Stocks drop as central banks meet after 'higher for longer' Fed view


FILE PHOTO: Pedestrians leave and enter the London Stock Exchange in London, Britain August 15, 2017. REUTERS/Neil Hall//File Photo

LONDON: Global shares slid for a second day on Thursday as major central banks deliver their final policy decisions of the year, with the U.S. Federal Reserve signalling that it expected interest rates to stay higher for longer.

In Europe, the Swiss National Bank delivered an expected half-point hike that brought rates to a 14-year high of 1%.

The franc reversed early losses and rose against the euro as well as the dollar after Chairman Thomas Jordan said the central bank will keep propping up its currency.

Hot on the heels of the Swiss, the Norges Bank raised rates by a quarter-point to 2.75% and indicated it has not finished tightening monetary policy.

And next up is the Bank of England, which is expected to raise rates by half a point to 3.5% at 1200 GMT. Just over an hour later, the European Central Bank will also announce its rate decision.

The MSCI All-World index was last down 0.5%, set for a second straight day of declines, after losses on Wall Street the previous day drove the S&P 500 down 0.6%.

Global stocks have risen by nearly 13% this quarter, marking their strongest quarterly performance for two years, based on the assumption that inflation is gradually subsiding and soon the Fed will indicate it does not need to rapidly raise rates.

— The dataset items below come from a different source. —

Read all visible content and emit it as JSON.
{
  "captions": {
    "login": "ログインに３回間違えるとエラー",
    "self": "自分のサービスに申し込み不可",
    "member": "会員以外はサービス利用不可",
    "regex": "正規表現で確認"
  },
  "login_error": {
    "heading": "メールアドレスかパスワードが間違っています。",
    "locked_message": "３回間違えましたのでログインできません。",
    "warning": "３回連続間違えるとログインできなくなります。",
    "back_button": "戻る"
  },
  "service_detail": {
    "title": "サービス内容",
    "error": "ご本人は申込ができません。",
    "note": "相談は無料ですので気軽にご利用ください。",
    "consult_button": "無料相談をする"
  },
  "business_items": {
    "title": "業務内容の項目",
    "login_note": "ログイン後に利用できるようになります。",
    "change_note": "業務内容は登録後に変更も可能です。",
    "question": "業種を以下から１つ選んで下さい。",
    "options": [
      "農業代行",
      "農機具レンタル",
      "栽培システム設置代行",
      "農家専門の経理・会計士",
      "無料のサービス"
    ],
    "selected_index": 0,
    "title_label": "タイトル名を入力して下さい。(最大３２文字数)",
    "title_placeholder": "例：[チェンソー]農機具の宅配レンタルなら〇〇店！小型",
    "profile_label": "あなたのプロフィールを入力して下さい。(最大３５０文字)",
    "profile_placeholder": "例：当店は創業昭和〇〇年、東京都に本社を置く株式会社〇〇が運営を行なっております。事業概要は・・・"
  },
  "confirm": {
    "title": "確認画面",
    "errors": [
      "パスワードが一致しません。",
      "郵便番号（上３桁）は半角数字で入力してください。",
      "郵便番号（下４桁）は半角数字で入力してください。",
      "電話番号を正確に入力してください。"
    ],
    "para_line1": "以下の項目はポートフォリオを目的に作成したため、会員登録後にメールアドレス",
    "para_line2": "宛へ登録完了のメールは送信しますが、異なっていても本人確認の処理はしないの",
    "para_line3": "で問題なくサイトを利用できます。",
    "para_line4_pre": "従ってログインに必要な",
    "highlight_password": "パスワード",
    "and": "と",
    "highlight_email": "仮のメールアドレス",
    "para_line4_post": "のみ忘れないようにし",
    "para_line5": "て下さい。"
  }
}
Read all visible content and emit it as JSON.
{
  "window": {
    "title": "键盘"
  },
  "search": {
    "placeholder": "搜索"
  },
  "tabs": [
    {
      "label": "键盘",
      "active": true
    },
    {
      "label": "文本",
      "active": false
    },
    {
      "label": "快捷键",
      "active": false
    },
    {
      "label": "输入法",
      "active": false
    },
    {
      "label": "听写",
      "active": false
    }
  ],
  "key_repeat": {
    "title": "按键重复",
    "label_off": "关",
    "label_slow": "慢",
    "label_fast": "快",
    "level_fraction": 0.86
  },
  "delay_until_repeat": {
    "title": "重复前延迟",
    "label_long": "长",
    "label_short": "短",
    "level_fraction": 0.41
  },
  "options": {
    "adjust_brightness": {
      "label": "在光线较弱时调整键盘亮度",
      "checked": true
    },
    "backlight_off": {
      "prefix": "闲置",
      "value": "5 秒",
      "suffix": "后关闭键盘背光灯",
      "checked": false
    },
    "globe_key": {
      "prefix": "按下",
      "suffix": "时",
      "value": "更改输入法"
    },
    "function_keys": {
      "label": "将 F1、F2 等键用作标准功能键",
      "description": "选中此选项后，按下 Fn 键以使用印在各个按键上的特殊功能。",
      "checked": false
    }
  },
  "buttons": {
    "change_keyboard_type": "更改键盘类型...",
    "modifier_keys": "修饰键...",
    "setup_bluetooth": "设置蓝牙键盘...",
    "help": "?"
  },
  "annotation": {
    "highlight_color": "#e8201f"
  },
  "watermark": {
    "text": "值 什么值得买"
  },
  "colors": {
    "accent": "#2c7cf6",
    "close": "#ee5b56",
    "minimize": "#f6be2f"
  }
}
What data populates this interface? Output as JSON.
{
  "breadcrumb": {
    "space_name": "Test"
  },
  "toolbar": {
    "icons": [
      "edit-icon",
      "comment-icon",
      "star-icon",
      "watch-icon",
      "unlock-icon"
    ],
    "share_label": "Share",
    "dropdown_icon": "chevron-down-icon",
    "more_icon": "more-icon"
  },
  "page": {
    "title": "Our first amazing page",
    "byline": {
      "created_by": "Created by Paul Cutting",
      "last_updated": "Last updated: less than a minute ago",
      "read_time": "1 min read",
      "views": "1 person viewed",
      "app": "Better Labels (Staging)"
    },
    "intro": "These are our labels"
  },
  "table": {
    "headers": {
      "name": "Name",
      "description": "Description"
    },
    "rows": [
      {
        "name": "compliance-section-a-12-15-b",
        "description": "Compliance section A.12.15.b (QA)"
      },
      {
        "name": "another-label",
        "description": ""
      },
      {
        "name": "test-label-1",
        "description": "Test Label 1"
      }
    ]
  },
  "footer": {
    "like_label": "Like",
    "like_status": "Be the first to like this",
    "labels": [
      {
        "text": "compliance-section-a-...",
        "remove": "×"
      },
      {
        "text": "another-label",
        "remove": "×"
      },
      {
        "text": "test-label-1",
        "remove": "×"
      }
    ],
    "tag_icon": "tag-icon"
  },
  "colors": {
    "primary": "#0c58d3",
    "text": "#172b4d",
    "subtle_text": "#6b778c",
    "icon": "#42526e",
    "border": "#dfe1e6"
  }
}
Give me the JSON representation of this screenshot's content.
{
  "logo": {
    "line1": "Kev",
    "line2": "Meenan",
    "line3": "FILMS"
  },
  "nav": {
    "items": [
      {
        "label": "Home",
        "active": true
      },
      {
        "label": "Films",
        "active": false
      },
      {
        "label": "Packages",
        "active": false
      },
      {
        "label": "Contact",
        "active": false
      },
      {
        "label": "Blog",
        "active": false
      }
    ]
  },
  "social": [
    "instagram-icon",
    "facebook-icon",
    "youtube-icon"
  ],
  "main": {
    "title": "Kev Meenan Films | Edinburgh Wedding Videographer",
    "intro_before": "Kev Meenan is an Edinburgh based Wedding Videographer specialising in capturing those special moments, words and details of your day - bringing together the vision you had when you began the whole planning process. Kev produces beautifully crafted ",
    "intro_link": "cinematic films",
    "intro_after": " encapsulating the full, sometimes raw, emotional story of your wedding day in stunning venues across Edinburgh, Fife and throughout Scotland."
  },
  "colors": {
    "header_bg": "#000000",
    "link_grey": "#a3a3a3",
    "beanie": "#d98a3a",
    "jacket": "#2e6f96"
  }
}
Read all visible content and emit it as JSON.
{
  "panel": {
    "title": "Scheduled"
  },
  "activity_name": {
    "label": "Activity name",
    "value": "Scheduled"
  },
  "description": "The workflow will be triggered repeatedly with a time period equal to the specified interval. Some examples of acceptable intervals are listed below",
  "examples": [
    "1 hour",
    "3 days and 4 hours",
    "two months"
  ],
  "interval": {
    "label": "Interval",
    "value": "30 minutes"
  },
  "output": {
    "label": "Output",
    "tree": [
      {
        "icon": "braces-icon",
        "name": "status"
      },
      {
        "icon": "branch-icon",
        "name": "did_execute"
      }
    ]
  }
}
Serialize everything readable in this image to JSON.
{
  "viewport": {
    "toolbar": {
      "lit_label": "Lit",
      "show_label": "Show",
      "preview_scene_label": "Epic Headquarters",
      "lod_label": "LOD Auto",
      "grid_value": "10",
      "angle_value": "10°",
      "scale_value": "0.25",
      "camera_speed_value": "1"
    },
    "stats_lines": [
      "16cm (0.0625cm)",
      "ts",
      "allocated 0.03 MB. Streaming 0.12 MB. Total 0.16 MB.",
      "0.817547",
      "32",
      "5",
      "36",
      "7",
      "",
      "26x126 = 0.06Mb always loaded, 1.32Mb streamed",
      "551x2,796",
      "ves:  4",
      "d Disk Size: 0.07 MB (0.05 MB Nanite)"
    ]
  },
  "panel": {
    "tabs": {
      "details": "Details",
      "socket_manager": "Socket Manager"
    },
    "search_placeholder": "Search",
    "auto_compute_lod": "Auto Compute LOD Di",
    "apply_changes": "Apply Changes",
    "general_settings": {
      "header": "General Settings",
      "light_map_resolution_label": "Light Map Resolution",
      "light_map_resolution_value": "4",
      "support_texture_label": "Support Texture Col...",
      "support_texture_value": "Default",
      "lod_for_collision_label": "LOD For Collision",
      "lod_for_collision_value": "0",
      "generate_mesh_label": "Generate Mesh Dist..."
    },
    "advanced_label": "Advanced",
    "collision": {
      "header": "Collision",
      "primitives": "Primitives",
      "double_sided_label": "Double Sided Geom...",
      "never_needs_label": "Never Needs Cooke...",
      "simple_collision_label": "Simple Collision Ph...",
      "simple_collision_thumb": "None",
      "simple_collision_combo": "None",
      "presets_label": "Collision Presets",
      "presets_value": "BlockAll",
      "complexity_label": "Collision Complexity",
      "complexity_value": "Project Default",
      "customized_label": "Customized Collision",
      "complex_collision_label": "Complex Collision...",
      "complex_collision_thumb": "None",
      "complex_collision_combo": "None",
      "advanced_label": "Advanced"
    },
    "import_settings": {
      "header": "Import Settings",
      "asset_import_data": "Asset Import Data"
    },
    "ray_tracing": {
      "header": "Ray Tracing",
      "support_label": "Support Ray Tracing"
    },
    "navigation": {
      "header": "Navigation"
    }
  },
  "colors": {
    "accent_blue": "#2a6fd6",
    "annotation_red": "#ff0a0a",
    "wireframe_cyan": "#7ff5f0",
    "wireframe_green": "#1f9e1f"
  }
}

"Each time we get cooling inflation data and then the market gets really ahead of itself thinking 'this is going to be the moment that the Fed is going to go dovish' and then they're disappointed," CityIndex strategist Fiona Cincotta said.

"It seems to be a recurring pattern and I would imagine one that's going to continue as we go through Q1 of 2023 as well, so it's a combination of a market getting ahead of itself and some profit-taking, but I don't think it's necessarily the start of an ominous downward trend," she said.

The dollar, which has lost almost 7% in value in the fourth quarter, rose 0.5%, steering clear of this week's six-month lows despite a dip in Treasury yields that would normally depress the currency.

U.S. 10-year yields eased 1 basis point to 3.494%, while those on two-year notes fell by a similar amount to 4.24%, leaving the gap between the two, or "curve", at -75.2 bps.

This inversion reflects concern among investors that higher interest rates could tilt the economy into recession.

In Europe, equities tumbled and bond yields ticked higher. The STOXX fell by 1.2% as heavyweight stocks across sectors sank.

French luxury retailer LVMH, which is highly exposed to the Chinese economy, was the biggest negative weight, down nearly 2%, while Dutch semiconductor manufacturer ASML fell 1.5%.

U.S. e-Mini futures slid between 1-1.3%, suggesting a drop at Thursday's opening bell.

Rising COVID-19 infections and disappointing economic data in China also eroded investor confidence, prompting a decline in crude oil following Wednesday's rally.

Hong Kong's Hang Seng tumbled 1.13% and mainland Chinese blue chips slipped 0.15%.

Fed Chair Jerome Powell said on Wednesday the central bank would deliver more rate hikes next year even as the economy slips towards a recession, arguing that a higher cost would be paid if the Fed does not get a firmer grip on inflation.

The comments followed the Fed's decision to raise the benchmark rate by an expected half a percentage point - down from the recent 75 basis point increases - but projected a terminal rate above 5%, a level not seen since 2007.

Some analysts interpreted the reaction in rates and currency markets as a sign that traders doubt Powell's policy narrative, retaining bets for an early easing of inflation and a Fed pivot soon.

"In essence, the market is still of the view that inflation heads towards target in 2023," Chris Weston, head of research at Pepperstone, wrote in a client note. "The likely result in a potential standoff between the Fed and the markets is volatility."

The euro fell 0.7% $1.0610, but still near Wednesday's more than six-month peak at $1.0695.

Sterling dropped 0.9% to $1.2314, still close to six-month highs.

Crude oil gave back some of Wednesday's 2.5% rally that was driven by forecasts of a rebound in energy demand next year on the back of China reopening after the COVID lockdowns.

China's economy, however, lost more steam in November as factory output slowed and retail sales fell again, hobbled by surging COVID-19 infections and widespread curbs on movement.

Brent crude futures fell 0.8% to $81.98 a barrel after closing Wednesday's session up $2.02, while U.S. crude futures slid 1% to $76.54.